How much non-contraceptive benefits account for pill prescription rates is unclear, particularly in Europe. However, some insight into this issue was provided by a recent post-marketing study, designed to evaluate the efficacy and cardiovascular safety of micronized oestradiol 1.5 mg and nomegestrol acetate 2.5 mg compared to other oral contraceptive pills. [Citation9,Citation10]. The study was conducted between 2010 and 2021, among 91,313 women, recruited in Russia (n= 36,092; 39.5%) Italy (n= 19,683; 21.6%), Hungary (n= 9,407; 10.3%), Spain (n= 8,656; 9.5%), Poland (n= 6,263; 6.9%), Germany (n= 4,712; 5.2%), France (n= 580; 0.6%), Sweden (n= 517; 0.6%) and Austria (n= 462; 0.5%). In the registry, physicians recorded the reason why they prescribed the oral contraceptive pill, either: 1. only for contraception; 2. for contraception and therapeutic reasons; 3. for therapeutic reasons only. The Italian company marketing the pill under investigation (Theramex Italy SRL, Milan, Italy) provided the datasets for the entire study and for the Italian cohort, separately (data on file). Overall, the pill was prescribed for contraception only in 56.5% of cases, and for therapeutic reasons in 42.5%, either with (33.5%) or without additional contraceptive purposes (9.1%). In Italy, the pill was prescribed for contraception only in 38.8% of cases, and for therapeutic reasons in 61% of cases, either with (44.2%) or without additional contraceptive purposes (16.7% ). Reasons for non-contraceptive prescription were stated as: treatment of cycle irregularity (44.3%), menstrual pain (39.5%), heavy or prolonged menstrual bleeding (25.5%), acne (9.0%), ovarian cyst (8.2%), polycystic ovary syndrome (6.2%), premenstrual syndrome (5.3%), and endometriosis (5.0%). These results are similar to those obtained in the USA almost a decade ago [Citation11]and according to surveys, which show non-contraceptive benefits sought by approximately 50–60% of women [Citation6–8].

With very few exceptions, contraceptive pills are licensed for contraception only, but as these figures show, in almost half of the cases in Europe, and 61% of the cases in Italy, they are prescribed to treat symptoms of reproductive disorders. Ten to 20% of oral contraceptive prescriptions are given for therapeutic reasons only. This data shows a clear dichotomy between the indication for which an oral contraceptive pill is licensed and the way it is commonly used. It seems that physicians are more aware than regulatory agencies of the therapeutic potential of oral contraceptives. The same probably applies to other forms of combined hormonal contraceptives such as the vaginal ring or patch. [Citation12,Citation13].

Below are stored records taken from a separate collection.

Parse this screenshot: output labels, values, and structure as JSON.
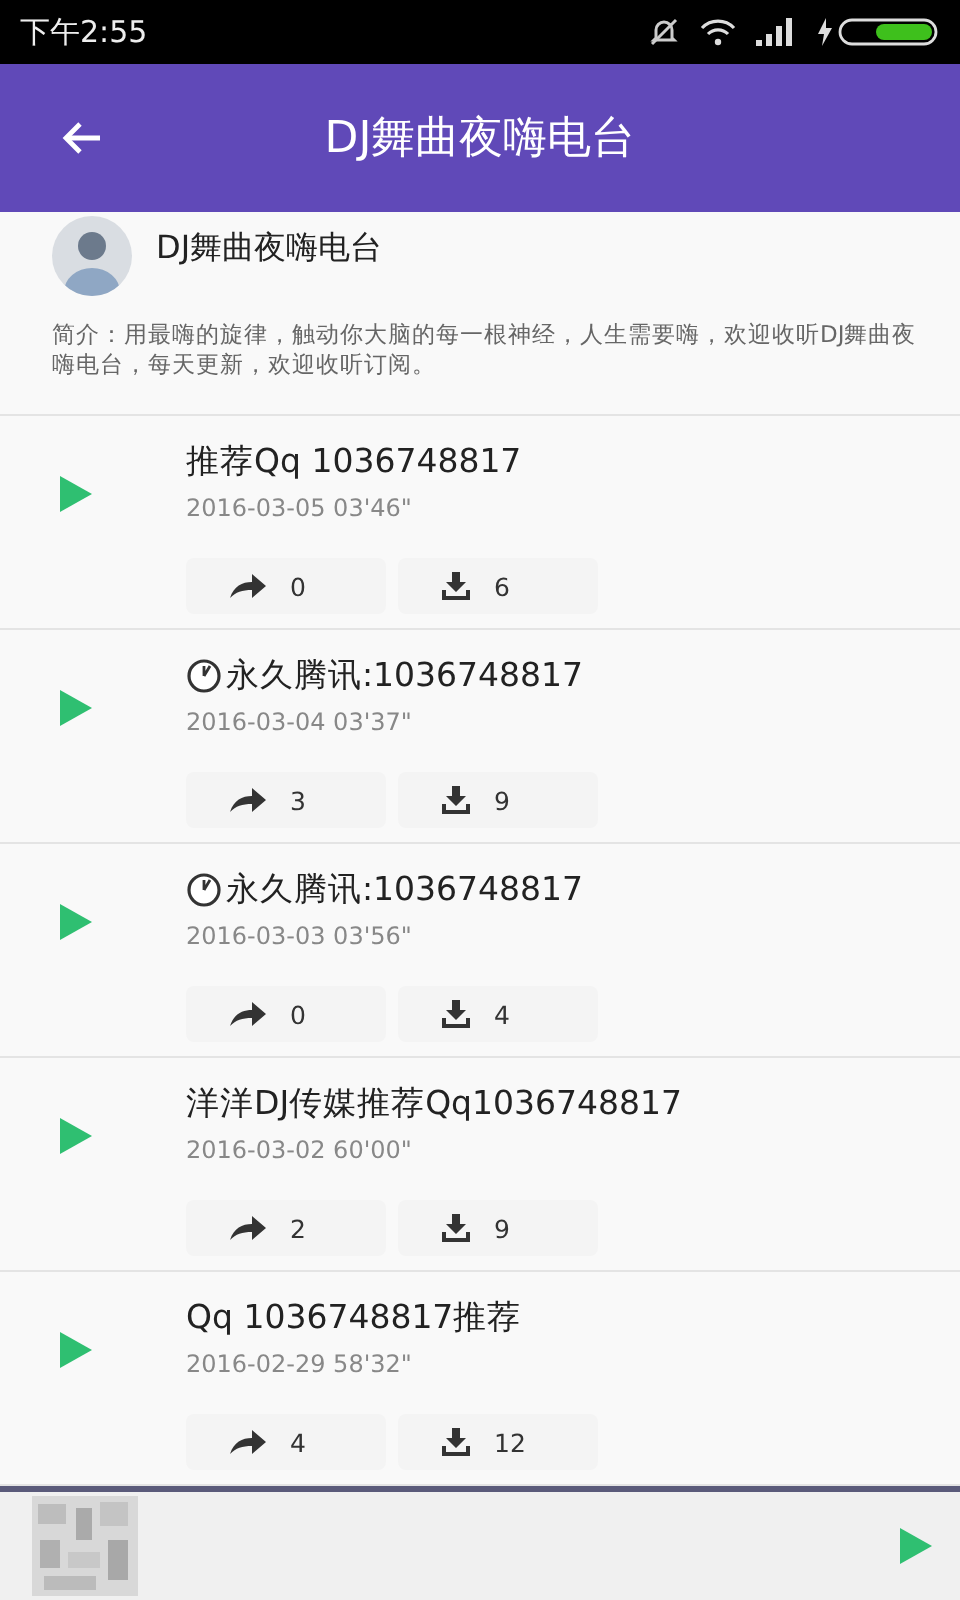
{
  "status_bar": {
    "time": "下午2:55"
  },
  "app_bar": {
    "title": "DJ舞曲夜嗨电台"
  },
  "profile": {
    "name": "DJ舞曲夜嗨电台",
    "intro": "简介：用最嗨的旋律，触动你大脑的每一根神经，人生需要嗨，欢迎收听DJ舞曲夜嗨电台，每天更新，欢迎收听订阅。"
  },
  "tracks": [
    {
      "kind": "plain",
      "title": "推荐Qq 1036748817",
      "date": "2016-03-05",
      "duration": "03'46\"",
      "shares": "0",
      "downloads": "6"
    },
    {
      "kind": "clock",
      "title": "永久腾讯:1036748817",
      "date": "2016-03-04",
      "duration": "03'37\"",
      "shares": "3",
      "downloads": "9"
    },
    {
      "kind": "clock",
      "title": "永久腾讯:1036748817",
      "date": "2016-03-03",
      "duration": "03'56\"",
      "shares": "0",
      "downloads": "4"
    },
    {
      "kind": "plain",
      "title": "洋洋DJ传媒推荐Qq1036748817",
      "date": "2016-03-02",
      "duration": "60'00\"",
      "shares": "2",
      "downloads": "9"
    },
    {
      "kind": "plain",
      "title": "Qq 1036748817推荐",
      "date": "2016-02-29",
      "duration": "58'32\"",
      "shares": "4",
      "downloads": "12"
    }
  ]
}
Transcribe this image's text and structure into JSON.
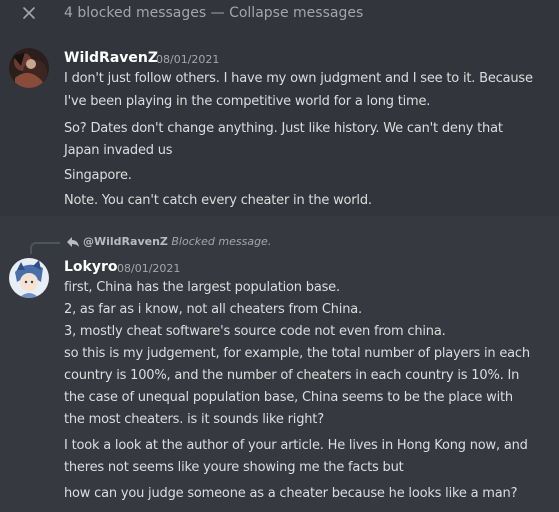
{
  "blocked_bar": {
    "text": "4 blocked messages — ",
    "collapse_label": "Collapse messages"
  },
  "blocked_messages": {
    "author": "WildRavenZ",
    "timestamp": "08/01/2021",
    "lines": [
      "I don't just follow others. I have my own judgment and I see to it. Because",
      "I've been playing in the competitive world for a long time.",
      "So? Dates don't change anything. Just like history. We can't deny that",
      "Japan invaded us",
      "Singapore.",
      "Note. You can't catch every cheater in the world."
    ]
  },
  "reply": {
    "author": "@WildRavenZ",
    "status": "Blocked message."
  },
  "message": {
    "author": "Lokyro",
    "timestamp": "08/01/2021",
    "lines": [
      "first, China has the largest population base.",
      "2, as far as i know, not all cheaters from China.",
      "3, mostly cheat software's source code not even from china.",
      "so this is my judgement, for example, the total number of players in each",
      "country is 100%, and the number of cheaters in each country is 10%. In",
      "the case of unequal population base, China seems to be the place with",
      "the most cheaters. is it sounds like right?",
      "I took a look at the author of your article. He lives in Hong Kong now, and",
      "theres not seems like youre showing me the facts but",
      "how can you judge someone as a cheater because he looks like a man?"
    ]
  },
  "icons": {
    "close": "close-icon",
    "reply": "reply-arrow-icon"
  },
  "colors": {
    "background": "#36393f",
    "blocked_background": "#32353b",
    "text": "#dcddde",
    "muted": "#a3a6aa",
    "username": "#ffffff"
  }
}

The widespread use of the pill, for therapeutic reasons is a clear indication of its non-contraceptive effectiveness. However, it is unlikely that any pharmaceutical company will decide to set up the large, randomized, placebo-controlled studies that would be required to receive formal therapeutic indications. However, modern statistics, such as network metaanalyses, can be a way of obtaining solid data on the therapeutic potential of the pill. This can put the pill or other hormonal contraceptives in a different light. The therapeutic effects on disorders that sometimes destroy the quality of life of the woman, may provide a different balance to the side effects or the adverse events that may occur later during the administration of hormonal contraceptives. As the data shows, doctors take advantage of the “unofficial” therapeutic properties of the pill on a massive scale. Their decision to do so is balanced by the often dramatic effects on women’s quality of life. But what happens on the admittedly rare occasion that a harmful side effect appears? How can a doctor defend themselves in the courts if they are prescribing “off-label”? Modern medicine must be evidence-based, and therefore evidence of effectiveness must be formalized. Scientific societies must resolutely demand this formalization.